The lesson from Charney’s unsuccessful American Apparel bid

Charney’s unsuccessful American Apparel bid illustrates the biggest entrepreneurial lesson out there: when you get knocked down, keep getting up. He attempted to reclaim his former company. When his bid was rejected, he made known his intention to start a new venture that will compete directly with American Apparel. He and his investors cite the poor management of the company that led to its downturn and eventual bankruptcy filing after he was ousted. He knows he can do better than what American Apparel did after he left.

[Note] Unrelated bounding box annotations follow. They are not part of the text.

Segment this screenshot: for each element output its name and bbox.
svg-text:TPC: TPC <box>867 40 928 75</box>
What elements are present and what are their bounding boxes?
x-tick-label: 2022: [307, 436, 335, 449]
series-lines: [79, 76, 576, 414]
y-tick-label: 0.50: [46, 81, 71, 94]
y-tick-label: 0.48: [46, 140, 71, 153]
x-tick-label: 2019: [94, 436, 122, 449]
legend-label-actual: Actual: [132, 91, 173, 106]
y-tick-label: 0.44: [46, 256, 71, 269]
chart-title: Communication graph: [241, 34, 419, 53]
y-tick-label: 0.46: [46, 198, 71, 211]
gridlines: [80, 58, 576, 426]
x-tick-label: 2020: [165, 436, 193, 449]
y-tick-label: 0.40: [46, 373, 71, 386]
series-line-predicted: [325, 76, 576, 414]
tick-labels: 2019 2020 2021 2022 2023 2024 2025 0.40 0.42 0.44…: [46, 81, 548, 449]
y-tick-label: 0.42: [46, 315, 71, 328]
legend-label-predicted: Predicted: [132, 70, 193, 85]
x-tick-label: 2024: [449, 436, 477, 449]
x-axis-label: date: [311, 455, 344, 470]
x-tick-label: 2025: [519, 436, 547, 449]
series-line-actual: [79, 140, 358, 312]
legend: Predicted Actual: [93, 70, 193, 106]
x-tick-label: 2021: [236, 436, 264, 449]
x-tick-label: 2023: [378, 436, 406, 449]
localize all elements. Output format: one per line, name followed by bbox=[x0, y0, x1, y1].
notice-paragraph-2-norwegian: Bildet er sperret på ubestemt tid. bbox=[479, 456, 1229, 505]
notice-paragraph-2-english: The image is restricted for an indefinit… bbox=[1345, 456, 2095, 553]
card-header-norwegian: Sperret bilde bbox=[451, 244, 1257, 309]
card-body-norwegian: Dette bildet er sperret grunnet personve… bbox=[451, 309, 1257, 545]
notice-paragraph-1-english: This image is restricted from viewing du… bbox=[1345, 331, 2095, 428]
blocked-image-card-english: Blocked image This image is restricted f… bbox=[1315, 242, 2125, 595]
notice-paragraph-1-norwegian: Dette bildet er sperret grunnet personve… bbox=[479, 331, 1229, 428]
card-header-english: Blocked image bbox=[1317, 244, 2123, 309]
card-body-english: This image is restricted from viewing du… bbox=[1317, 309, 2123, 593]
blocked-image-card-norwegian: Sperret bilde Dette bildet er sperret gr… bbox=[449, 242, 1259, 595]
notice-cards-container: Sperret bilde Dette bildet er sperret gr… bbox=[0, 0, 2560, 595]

And Charney is not alone; every day, entrepreneurs start businesses that compete with either the companies they’ve left in the dust or their former startups. It’s not uncommon for someone to hang out a shingle with a new name and start going after customers and clients – that’s why companies have non-compete agreements. It is not known whether or not Charney had signed such a document. However, if he’s preparing to launch a company that competes directly with American Apparel, he probably has not.

In the meantime, Charney’s financial supporters are keeping an eye on the American Apparel brand. If there’s an opportunity to scoop it up, they may do so, according to Chad Hagan of Hagan Capital Group.